For years now, Internet film critics have been relentlessly dumped on by many (but by no means all) in the legacy media. Though they’ve gotten little in the way of social recognition or financial compensation, cinephile bloggers have filled in the gaps of mainstream review coverage, corralled hard-to-find source materials, enriched cinema’s theoretical vocabularies and historical narratives, and shared their personal obsessions in often fascinating, hilarious, and deeply affecting ways. I feel personally privileged and just really fucking happy to shine a light on their work—all of them life-affirming examples of democratic participation and humanizing cultural exchange.”
Wow. That’s enough to put a smile on this Internet writer’s face already. And “unranked and in randomly generated order” or not, it was exceedingly thrilling to see my good friend Farran Nehme Smith and The Self Styled Siren right at the top of the heap. The list would be littered, as it turned out, with good friends and Internet acquaintances, including Acquarello’s Strictly Film School, Rumsey Taylor’s Not Coming to a Theater Near You, Glenn Kenny’s Some Came Running, Dennis Lim’s Moving Image Source, Tim Lucas’s Video Watchblog, the eponymous blogs of Girish Shambu, Jonathan Rosenbaum and Dave Kehr, Greg Ferrara’s Unexplained Cinema, Jim Emerson’s Scanners and such essential sites as The House Next Door, Senses of Cinema, DVD Beaver and even Ain’t It Cool News.

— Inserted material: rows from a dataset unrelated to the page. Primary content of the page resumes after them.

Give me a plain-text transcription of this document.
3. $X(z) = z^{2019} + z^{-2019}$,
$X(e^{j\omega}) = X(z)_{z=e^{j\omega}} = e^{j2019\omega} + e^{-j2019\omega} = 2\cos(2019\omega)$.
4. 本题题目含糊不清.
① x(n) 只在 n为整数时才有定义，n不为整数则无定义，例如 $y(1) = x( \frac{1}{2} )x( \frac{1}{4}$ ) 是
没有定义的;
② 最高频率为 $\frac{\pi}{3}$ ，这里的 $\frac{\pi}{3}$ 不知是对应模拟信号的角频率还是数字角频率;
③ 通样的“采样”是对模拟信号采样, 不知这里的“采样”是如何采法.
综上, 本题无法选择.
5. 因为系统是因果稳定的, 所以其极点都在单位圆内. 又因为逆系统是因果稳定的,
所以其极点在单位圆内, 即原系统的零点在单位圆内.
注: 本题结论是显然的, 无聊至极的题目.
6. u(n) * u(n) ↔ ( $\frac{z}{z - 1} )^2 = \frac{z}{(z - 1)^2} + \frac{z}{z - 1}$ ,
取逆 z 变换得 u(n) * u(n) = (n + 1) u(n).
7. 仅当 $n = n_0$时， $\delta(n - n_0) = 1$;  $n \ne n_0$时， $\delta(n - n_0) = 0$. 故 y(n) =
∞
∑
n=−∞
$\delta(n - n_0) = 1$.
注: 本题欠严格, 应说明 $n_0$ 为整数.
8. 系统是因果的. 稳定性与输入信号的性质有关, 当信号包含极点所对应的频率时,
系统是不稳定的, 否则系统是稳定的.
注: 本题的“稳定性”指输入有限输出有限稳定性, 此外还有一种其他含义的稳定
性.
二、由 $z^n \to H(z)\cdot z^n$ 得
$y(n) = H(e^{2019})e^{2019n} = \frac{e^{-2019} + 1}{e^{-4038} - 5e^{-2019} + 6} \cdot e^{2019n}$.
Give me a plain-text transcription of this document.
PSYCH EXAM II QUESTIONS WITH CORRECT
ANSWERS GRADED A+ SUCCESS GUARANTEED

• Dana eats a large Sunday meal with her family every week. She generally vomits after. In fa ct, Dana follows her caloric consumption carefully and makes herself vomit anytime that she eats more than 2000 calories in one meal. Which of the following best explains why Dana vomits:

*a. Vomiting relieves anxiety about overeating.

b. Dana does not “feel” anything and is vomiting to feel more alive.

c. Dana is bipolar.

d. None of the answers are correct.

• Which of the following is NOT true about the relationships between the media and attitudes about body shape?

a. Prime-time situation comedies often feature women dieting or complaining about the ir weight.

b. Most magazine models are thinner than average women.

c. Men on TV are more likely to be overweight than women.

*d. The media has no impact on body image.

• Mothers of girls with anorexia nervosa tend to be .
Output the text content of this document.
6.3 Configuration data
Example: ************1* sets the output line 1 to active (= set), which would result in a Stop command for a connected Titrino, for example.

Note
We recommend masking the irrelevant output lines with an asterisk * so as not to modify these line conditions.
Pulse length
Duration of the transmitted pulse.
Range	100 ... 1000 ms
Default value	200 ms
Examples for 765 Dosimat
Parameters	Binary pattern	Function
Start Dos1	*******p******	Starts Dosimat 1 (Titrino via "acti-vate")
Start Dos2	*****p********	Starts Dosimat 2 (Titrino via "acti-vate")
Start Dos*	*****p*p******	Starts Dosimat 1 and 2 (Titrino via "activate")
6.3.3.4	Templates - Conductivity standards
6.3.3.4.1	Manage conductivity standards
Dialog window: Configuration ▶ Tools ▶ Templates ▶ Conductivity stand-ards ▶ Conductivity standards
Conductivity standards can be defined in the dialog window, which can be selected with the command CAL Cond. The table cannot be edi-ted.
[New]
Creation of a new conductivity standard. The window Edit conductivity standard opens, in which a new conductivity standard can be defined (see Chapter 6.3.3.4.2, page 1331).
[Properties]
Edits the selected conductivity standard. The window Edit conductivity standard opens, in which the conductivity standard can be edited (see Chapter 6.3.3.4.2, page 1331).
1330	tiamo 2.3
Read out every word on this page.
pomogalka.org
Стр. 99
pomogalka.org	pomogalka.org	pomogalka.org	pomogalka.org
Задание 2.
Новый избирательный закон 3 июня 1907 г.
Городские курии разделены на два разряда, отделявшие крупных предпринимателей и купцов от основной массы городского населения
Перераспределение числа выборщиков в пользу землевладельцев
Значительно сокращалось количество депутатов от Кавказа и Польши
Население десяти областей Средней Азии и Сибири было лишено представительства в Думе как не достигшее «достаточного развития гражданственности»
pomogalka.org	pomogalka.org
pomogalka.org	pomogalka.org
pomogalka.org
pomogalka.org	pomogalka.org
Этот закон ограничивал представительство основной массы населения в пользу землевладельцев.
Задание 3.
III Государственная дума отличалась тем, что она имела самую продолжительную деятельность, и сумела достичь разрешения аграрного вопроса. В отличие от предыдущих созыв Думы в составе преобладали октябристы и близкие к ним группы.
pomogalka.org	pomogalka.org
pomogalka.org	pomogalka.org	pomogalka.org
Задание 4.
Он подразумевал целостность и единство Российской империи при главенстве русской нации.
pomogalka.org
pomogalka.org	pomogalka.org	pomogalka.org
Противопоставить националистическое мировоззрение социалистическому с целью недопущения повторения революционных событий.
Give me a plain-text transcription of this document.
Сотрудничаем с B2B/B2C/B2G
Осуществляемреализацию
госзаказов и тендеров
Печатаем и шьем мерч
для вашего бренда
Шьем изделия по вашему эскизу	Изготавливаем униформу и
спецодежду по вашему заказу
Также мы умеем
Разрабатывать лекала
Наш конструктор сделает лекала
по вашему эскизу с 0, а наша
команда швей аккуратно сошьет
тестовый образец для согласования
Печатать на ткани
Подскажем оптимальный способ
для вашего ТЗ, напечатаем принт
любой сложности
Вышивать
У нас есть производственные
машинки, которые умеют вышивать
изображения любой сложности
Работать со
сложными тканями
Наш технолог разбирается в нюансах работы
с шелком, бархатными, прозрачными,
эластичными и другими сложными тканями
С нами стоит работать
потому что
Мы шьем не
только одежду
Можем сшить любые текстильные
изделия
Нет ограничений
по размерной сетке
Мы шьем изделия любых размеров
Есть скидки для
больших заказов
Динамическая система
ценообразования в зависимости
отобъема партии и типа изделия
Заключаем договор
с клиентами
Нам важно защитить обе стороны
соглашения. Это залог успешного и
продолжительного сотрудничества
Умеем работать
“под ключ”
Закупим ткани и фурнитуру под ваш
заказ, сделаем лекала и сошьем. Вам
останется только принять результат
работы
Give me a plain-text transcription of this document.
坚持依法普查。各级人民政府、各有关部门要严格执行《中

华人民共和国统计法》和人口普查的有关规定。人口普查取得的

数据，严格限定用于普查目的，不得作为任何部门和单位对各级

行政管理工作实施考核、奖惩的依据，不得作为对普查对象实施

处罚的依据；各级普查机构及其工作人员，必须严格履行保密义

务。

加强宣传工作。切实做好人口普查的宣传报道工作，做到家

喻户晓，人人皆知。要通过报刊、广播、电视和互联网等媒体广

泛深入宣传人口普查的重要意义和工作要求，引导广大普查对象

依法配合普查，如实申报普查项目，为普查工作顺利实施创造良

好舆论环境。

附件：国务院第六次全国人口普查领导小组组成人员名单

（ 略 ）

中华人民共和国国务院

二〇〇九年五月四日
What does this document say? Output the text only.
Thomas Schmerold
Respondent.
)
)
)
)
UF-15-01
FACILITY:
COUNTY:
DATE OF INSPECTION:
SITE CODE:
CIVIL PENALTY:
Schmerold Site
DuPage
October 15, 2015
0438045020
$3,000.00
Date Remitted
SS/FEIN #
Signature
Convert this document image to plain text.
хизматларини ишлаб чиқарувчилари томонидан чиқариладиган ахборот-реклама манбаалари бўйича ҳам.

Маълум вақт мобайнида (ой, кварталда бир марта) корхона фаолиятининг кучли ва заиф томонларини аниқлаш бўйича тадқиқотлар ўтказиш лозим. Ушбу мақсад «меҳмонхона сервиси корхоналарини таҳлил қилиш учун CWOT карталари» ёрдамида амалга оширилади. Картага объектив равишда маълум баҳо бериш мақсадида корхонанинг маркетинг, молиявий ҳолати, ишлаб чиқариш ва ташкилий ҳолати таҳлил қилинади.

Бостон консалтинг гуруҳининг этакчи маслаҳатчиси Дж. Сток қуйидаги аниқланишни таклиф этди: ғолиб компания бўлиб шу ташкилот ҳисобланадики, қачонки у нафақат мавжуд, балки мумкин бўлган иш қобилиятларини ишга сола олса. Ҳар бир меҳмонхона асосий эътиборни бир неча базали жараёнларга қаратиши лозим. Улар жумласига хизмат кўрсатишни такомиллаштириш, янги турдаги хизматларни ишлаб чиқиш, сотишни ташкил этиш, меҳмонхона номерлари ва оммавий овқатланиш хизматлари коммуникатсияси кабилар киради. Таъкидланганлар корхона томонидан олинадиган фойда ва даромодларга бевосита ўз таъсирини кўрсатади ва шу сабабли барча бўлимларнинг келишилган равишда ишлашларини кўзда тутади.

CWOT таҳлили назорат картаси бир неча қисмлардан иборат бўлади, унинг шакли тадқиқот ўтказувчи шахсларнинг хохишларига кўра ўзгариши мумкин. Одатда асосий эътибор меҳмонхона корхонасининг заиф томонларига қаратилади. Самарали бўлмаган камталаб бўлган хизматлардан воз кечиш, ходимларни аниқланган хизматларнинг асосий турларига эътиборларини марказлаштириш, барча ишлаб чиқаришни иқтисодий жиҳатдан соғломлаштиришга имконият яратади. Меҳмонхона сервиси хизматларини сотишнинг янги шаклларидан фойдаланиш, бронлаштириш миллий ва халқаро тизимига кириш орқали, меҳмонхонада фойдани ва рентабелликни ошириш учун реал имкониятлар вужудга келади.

And smack dab in the middle of that list was an entry for Sergio Leone and the Infield Fly Rule!
As I said to the list of folks whom I e-mailed immediately with this giddy-making news, this honor has to be counted as one of the highlights of my writing life, if not my life in general. I started this thing off with zero expectations for an audience or even my own ability to sustain it past a couple of months or so. Instead, SLIFR is going on six years, has brought me many new friends and has allowed me to keep the company and be mentioned in the company of the kinds of people who do such good work on all those sites mentioned. I am honored beyond even my own capacity to articulate and understand at this point. Wednesday was a pretty good day, and this news has sustained by spirit and renewed my drive to live up to the enthusiasm of the likes of Paul Brunick and Violet Lucca (who wrote my entry on the sidebar). Thanks to each and every person who has helped me get this blog into the seventh month of 2010. Hopefully you know who you are. Many of you can be found on that list too.
The list is located on the site for The Film Society of Lincoln Center and also at The House Next Door, which cross-published it with Film Comment and Slant magazine. The full article, with a brief tag directing readers to the list, will also be available in the hard copy of the latest issue of Film Comment, available on newsstands now. (It’s the one with the picture of Leo on it.) Mine just came in the mail!